При подходе к нарушениям в содержании Na и осмолярности врач должен ответить на 7 вопросов:
1. Каково состояние внутрисосудистого объема?
2. Каковы концентрации в сыворотке Na, альбумина, липидов?
3. Какова осмолярность сыворотки?
4. Каков объем мочи, ее осмолярность и электролитный состав?
5. Какие лекарства и жидкости пациент получает?
6. Есть ли признаки заболевания почек?
7. Имеются ли отеки?

Лабораторные исследования. Вместе с тщательным сбором анамнеза и физикальным обследованием исследование [Na+]в моче, глюкозы в сыворотке крови, осмолярности мочи обеспечивают основные данные для установления этиологии гипонатриемии. Так как Na+ является основным осмотически активным экстрацеллюлярным катионом, осмолярность сыворотки определяется, главным образом, соотношением воды и Na+. Исследование осмолярности сыворотки помогает разделить гипонатриемию на 3 различные группы. Дополнительно к нарушениям Na/H2O баланса, значительное увеличение содержания в крови глюкозы, азота мочевины (BUN) или экзогенных веществ (алкоголя и сложных углеводов) могут увеличивать осмолярность сыворотки (ОС). Однако уменьшение ОС практически всегда отражается в уменьшении концентрации натрия. ОС приблизительно может быть рассчитана по следующей формуле:
ОС = 2 (Na+) + глюкоза/18 + BUN/3 + («не учитываемая» ОС) 

Подклассы гипонатриемии. Изотоническая гипонатриемия. Гипонатриемия с нормальной ОС имеет место, когда осмотически активные растворы в значительной степени увеличивают объем плазмы, разводя Na+ сыворотки (например, при миеломе, макроглобулинемии Вальденстрома). Обычно требуется концентрация белка сыворотки > 12-15 г% для развития заметной гипонатриемии. Разведение Na+ происходит не только вследствие осмотической нагрузки белками сыворотки, но также из-за необходимости поддержания электронейтральности. По мере того, как положительно заряженные белки входят в циркуляцию, Cl- задерживается, а Na+ экскретируется, чтобы предотвратить электрический дисбаланс. Гиперлипидемия может также искусственно увеличивать объем сыворотки, снижая определяемую [Na+]. Однако удаление липидов перед исследованием нормализует [Na+]. Изотоническая гипонатриемия может также иметь место при введении изотонических, несолесодержащих растворов (глюкоза, маннитол, глицин). Перед тем, как эти растворы метаболизируются и экскретируются, они накапливаются в экстрацеллюлярном пространстве, где они увеличиваю ОЦК и разводят [Na+]. (После экскреции и метаболизма этих растворов, свободная вода пропорционально распределяется между интра- и экстрацеллюлярным пространствами.
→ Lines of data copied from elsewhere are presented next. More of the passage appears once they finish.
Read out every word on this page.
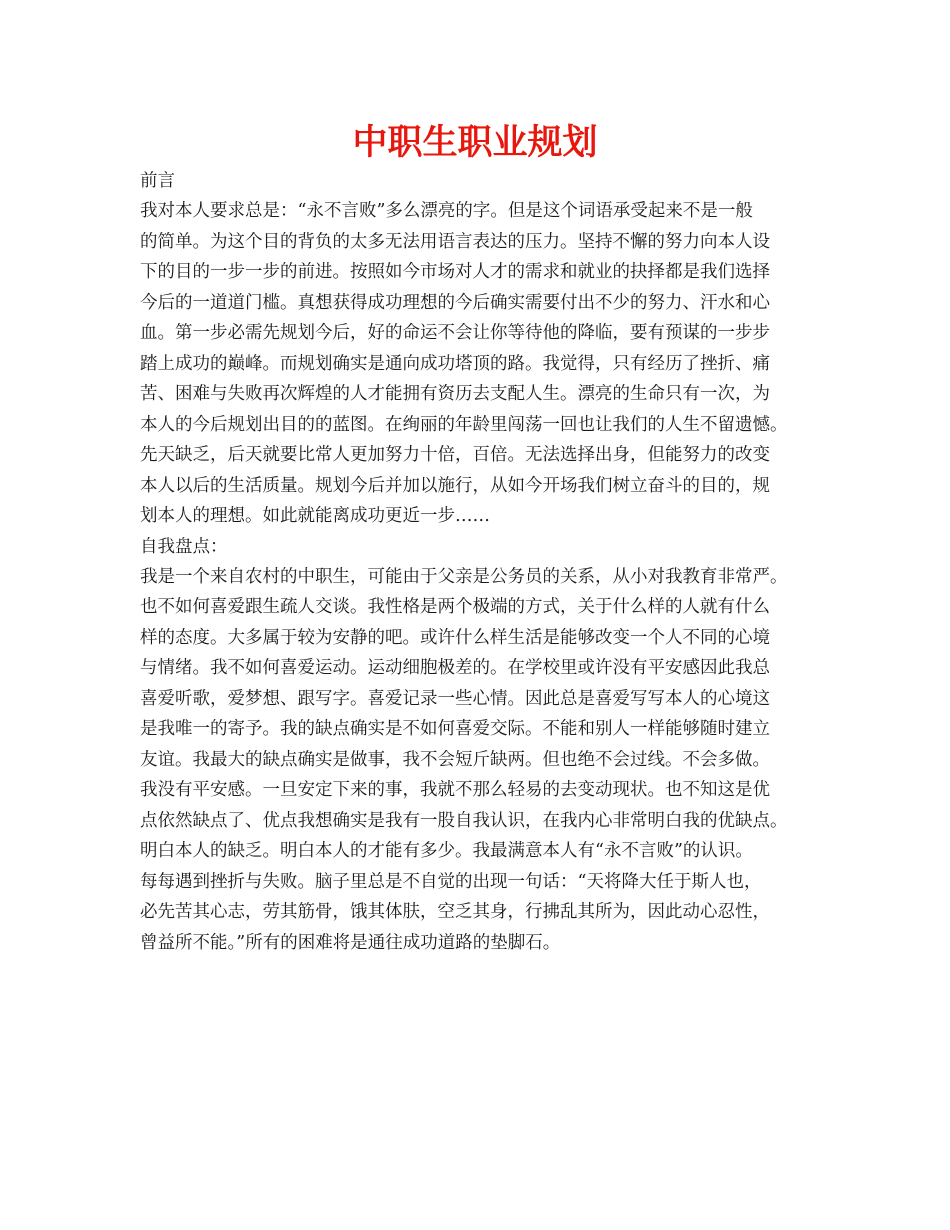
中职生职业规划
前言
我对本人要求总是：“永不言败”多么漂亮的字。但是这个词语承受起来不是一般
的简单。为这个目的背负的太多无法用语言表达的压力。坚持不懈的努力向本人设
下的目的一步一步的前进。按照如今市场对人才的需求和就业的抉择都是我们选择
今后的一道道门槛。真想获得成功理想的今后确实需要付出不少的努力、汗水和心
血。第一步必需先规划今后，好的命运不会让你等待他的降临，要有预谋的一步步
踏上成功的巅峰。而规划确实是通向成功塔顶的路。我觉得，只有经历了挫折、痛
苦、困难与失败再次辉煌的人才能拥有资历去支配人生。漂亮的生命只有一次，为
本人的今后规划出目的的蓝图。在绚丽的年龄里闯荡一回也让我们的人生不留遗憾。
先天缺乏，后天就要比常人更加努力十倍，百倍。无法选择出身，但能努力的改变
本人以后的生活质量。规划今后并加以施行，从如今开场我们树立奋斗的目的，规
划本人的理想。如此就能离成功更近一步……
自我盘点：
我是一个来自农村的中职生，可能由于父亲是公务员的关系，从小对我教育非常严。
也不如何喜爱跟生疏人交谈。我性格是两个极端的方式，关于什么样的人就有什么
样的态度。大多属于较为安静的吧。或许什么样生活是能够改变一个人不同的心境
与情绪。我不如何喜爱运动。运动细胞极差的。在学校里或许没有平安感因此我总
喜爱听歌，爱梦想、跟写字。喜爱记录一些心情。因此总是喜爱写写本人的心境这
是我唯一的寄予。我的缺点确实是不如何喜爱交际。不能和别人一样能够随时建立
友谊。我最大的缺点确实是做事，我不会短斤缺两。但也绝不会过线。不会多做。
我没有平安感。一旦安定下来的事，我就不那么轻易的去变动现状。也不知这是优
点依然缺点了、优点我想确实是我有一股自我认识，在我内心非常明白我的优缺点。
明白本人的缺乏。明白本人的才能有多少。我最满意本人有“永不言败”的认识。
每每遇到挫折与失败。脑子里总是不自觉的出现一句话：“天将降大任于斯人也，
必先苦其心志，劳其筋骨，饿其体肤，空乏其身，行拂乱其所为，因此动心忍性，
曾益所不能。”所有的困难将是通往成功道路的垫脚石。
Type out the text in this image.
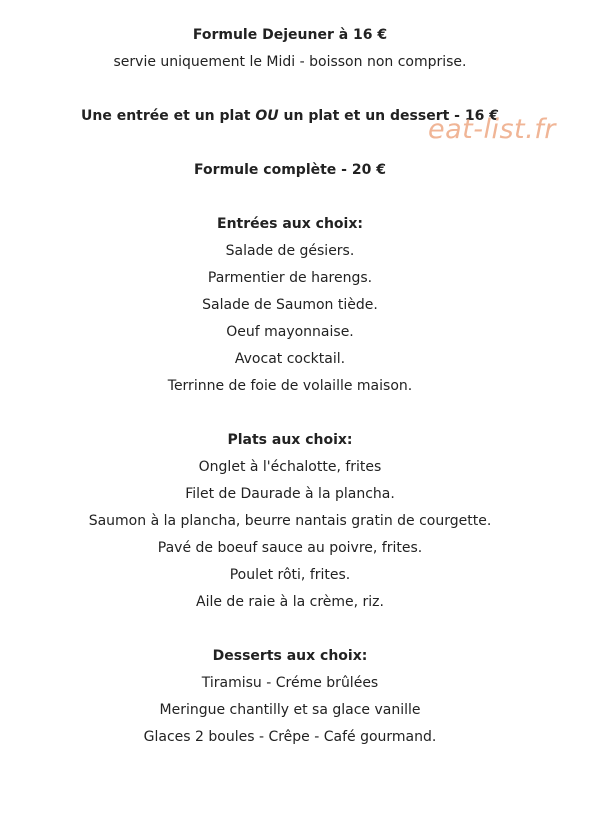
Formule Dejeuner à 16 €
servie uniquement le Midi - boisson non comprise.
Une entrée et un plat OU un plat et un dessert - 16 €
Formule complète - 20 €
Entrées aux choix:
Salade de gésiers.
Parmentier de harengs.
Salade de Saumon tiède.
Oeuf mayonnaise.
Avocat cocktail.
Terrinne de foie de volaille maison.
Plats aux choix:
Onglet à l'échalotte, frites
Filet de Daurade à la plancha.
Saumon à la plancha, beurre nantais gratin de courgette.
Pavé de boeuf sauce au poivre, frites.
Poulet rôti, frites.
Aile de raie à la crème, riz.
Desserts aux choix:
Tiramisu - Créme brûlées
Meringue chantilly et sa glace vanille
Glaces 2 boules - Crêpe - Café gourmand.
eat-list.fr
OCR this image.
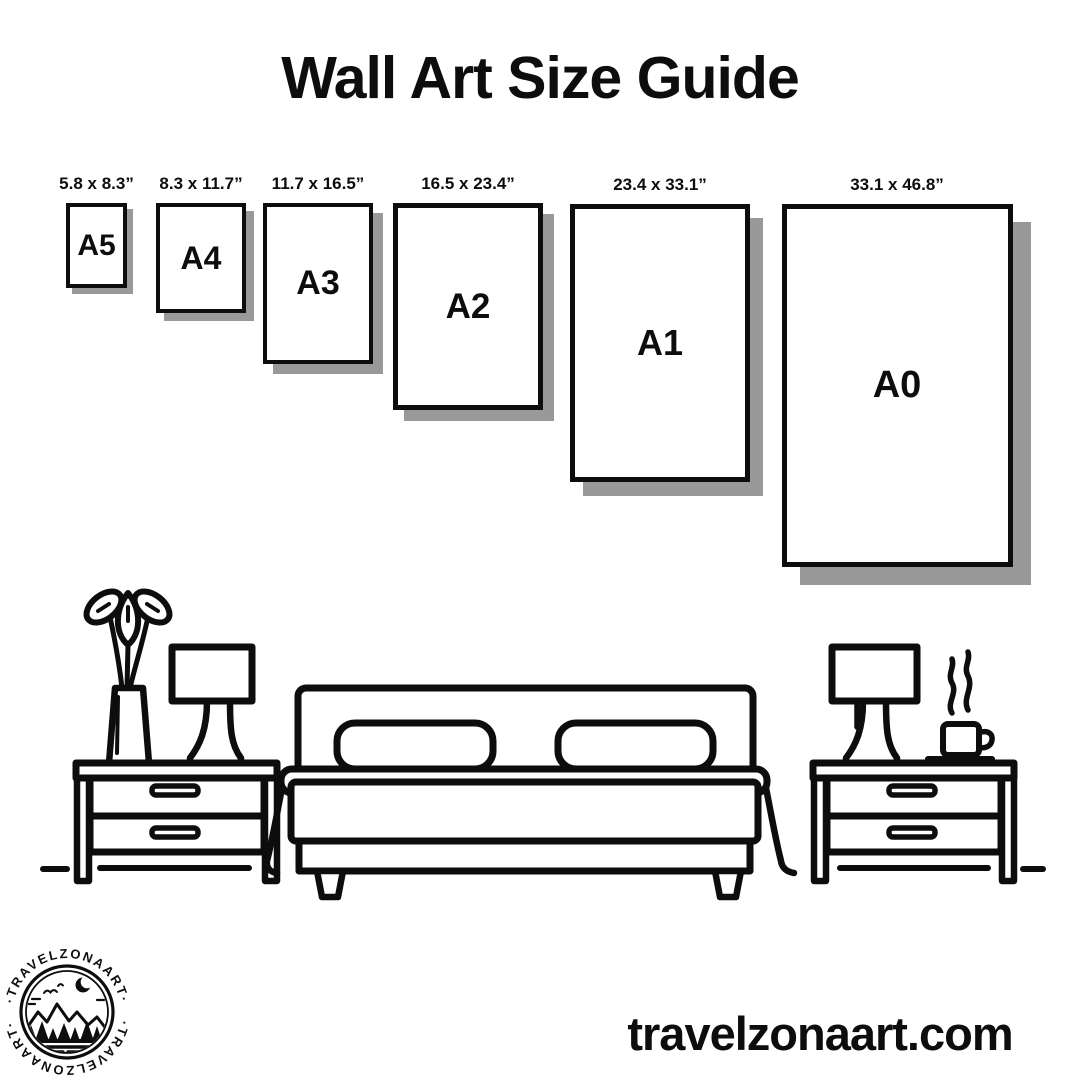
Wall Art Size Guide
5.8 x 8.3”
A5
8.3 x 11.7”
A4
11.7 x 16.5”
A3
16.5 x 23.4”
A2
23.4 x 33.1”
A1
33.1 x 46.8”
A0
·TRAVELZONAART·
·TRAVELZONAART·	travelzonaart.com
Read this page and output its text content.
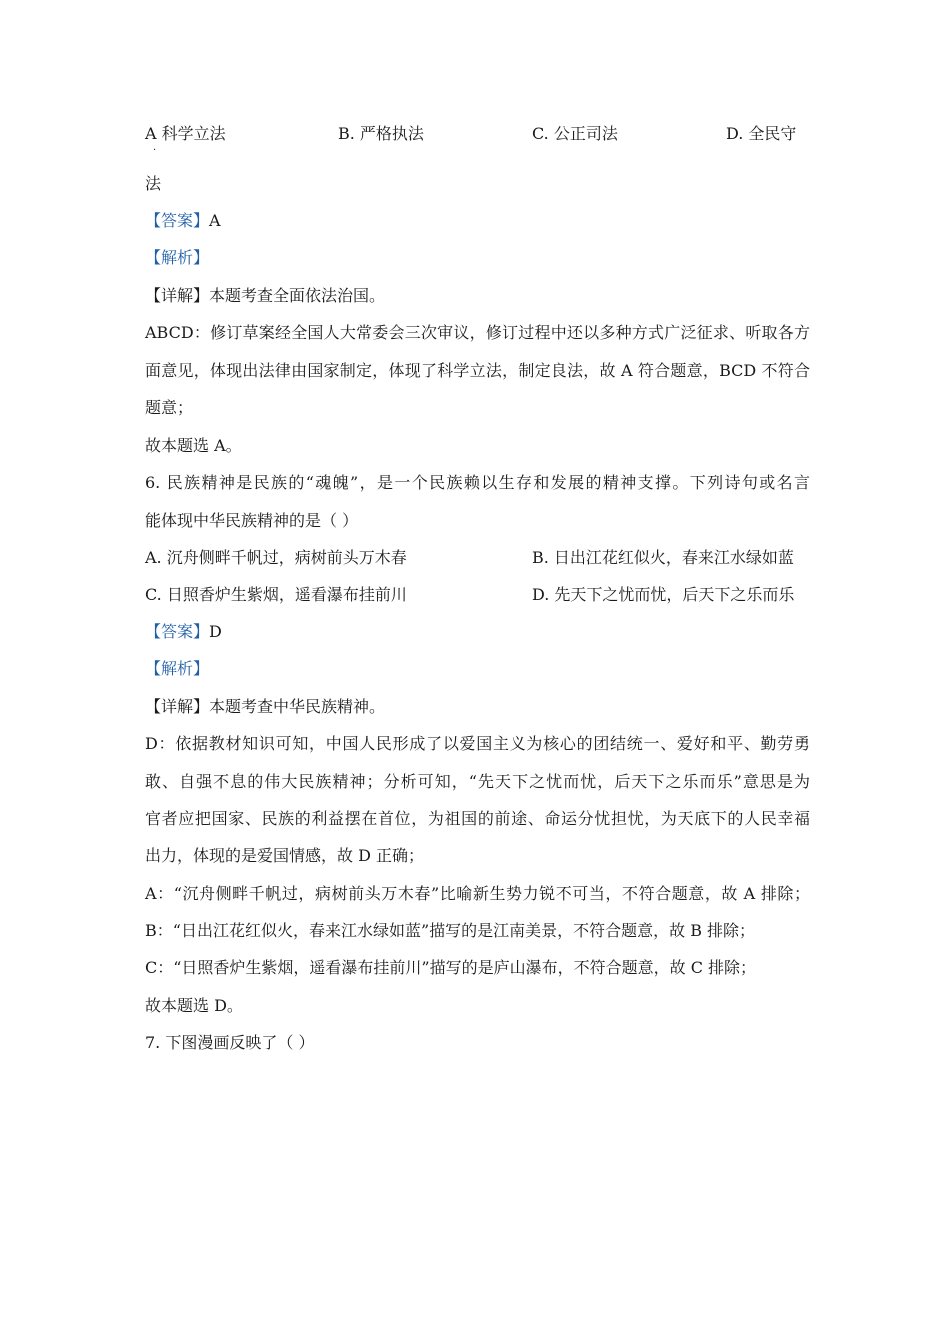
A 科学立法
·
B. 严格执法	C. 公正司法	D. 全民守
法
【答案】A
【解析】
【详解】本题考查全面依法治国。
ABCD：修订草案经全国人大常委会三次审议，修订过程中还以多种方式广泛征求、听取各方
面意见，体现出法律由国家制定，体现了科学立法，制定良法，故 A 符合题意，BCD 不符合
题意；
故本题选 A。
6. 民族精神是民族的“魂魄”，是一个民族赖以生存和发展的精神支撑。下列诗句或名言
能体现中华民族精神的是（ ）
A. 沉舟侧畔千帆过，病树前头万木春	B. 日出江花红似火，春来江水绿如蓝
C. 日照香炉生紫烟，遥看瀑布挂前川	D. 先天下之忧而忧，后天下之乐而乐
【答案】D
【解析】
【详解】本题考查中华民族精神。
D：依据教材知识可知，中国人民形成了以爱国主义为核心的团结统一、爱好和平、勤劳勇
敢、自强不息的伟大民族精神；分析可知，“先天下之忧而忧，后天下之乐而乐”意思是为
官者应把国家、民族的利益摆在首位，为祖国的前途、命运分忧担忧，为天底下的人民幸福
出力，体现的是爱国情感，故 D 正确；
A：“沉舟侧畔千帆过，病树前头万木春”比喻新生势力锐不可当，不符合题意，故 A 排除；
B：“日出江花红似火，春来江水绿如蓝”描写的是江南美景，不符合题意，故 B 排除；
C：“日照香炉生紫烟，遥看瀑布挂前川”描写的是庐山瀑布，不符合题意，故 C 排除；
故本题选 D。
7. 下图漫画反映了（ ）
Гипертоническая гипонатриемия. Гипертоническая гипонатриемия развивается вследствие введения или образования не содержащих натрий веществ, вызывающих экстрацеллюлярное фракционирование жидкости. Некетонная гипергликемия и терапевтическое введение гипертонических растворов глюкозы, маннитола или глицина могут вызвать развитие гиперосмолярного состояния, так как они уменьшают [Na+]. Хотя мочевина также увеличивает осмолярность, она не влияет значительно на [Na+], так как она легко проникает через клеточные мембраны, и при этом устраняются какие-либо осмотические градиенты. Гипертоничность экстрацеллюлярного пространства оттягивает клеточную жидкость из клеток, пытаясь снизить осмотический градиент. Этот эффект частично корригирует осмолярность, но также уменьшается [Na+] и развивается клеточная дегидратация. Причина гипертонической гипонатриемии обычно диагностируется при помощи определения концентрации глюкозы в сыворотке крови и просмотра списка применяемых препаратов.

Гипотонические гипонатриемии. Гипотоническая гипонатриемия является наиболее частой из гипонатриемий. Знание состояния ОЦК является ключом к определению этиологии и лечения этого состояния. Гипотоническая гипонатриемия почти всегда развивается, когда у пациента ограничен доступ к воде или вводится гипотоническая жидкость.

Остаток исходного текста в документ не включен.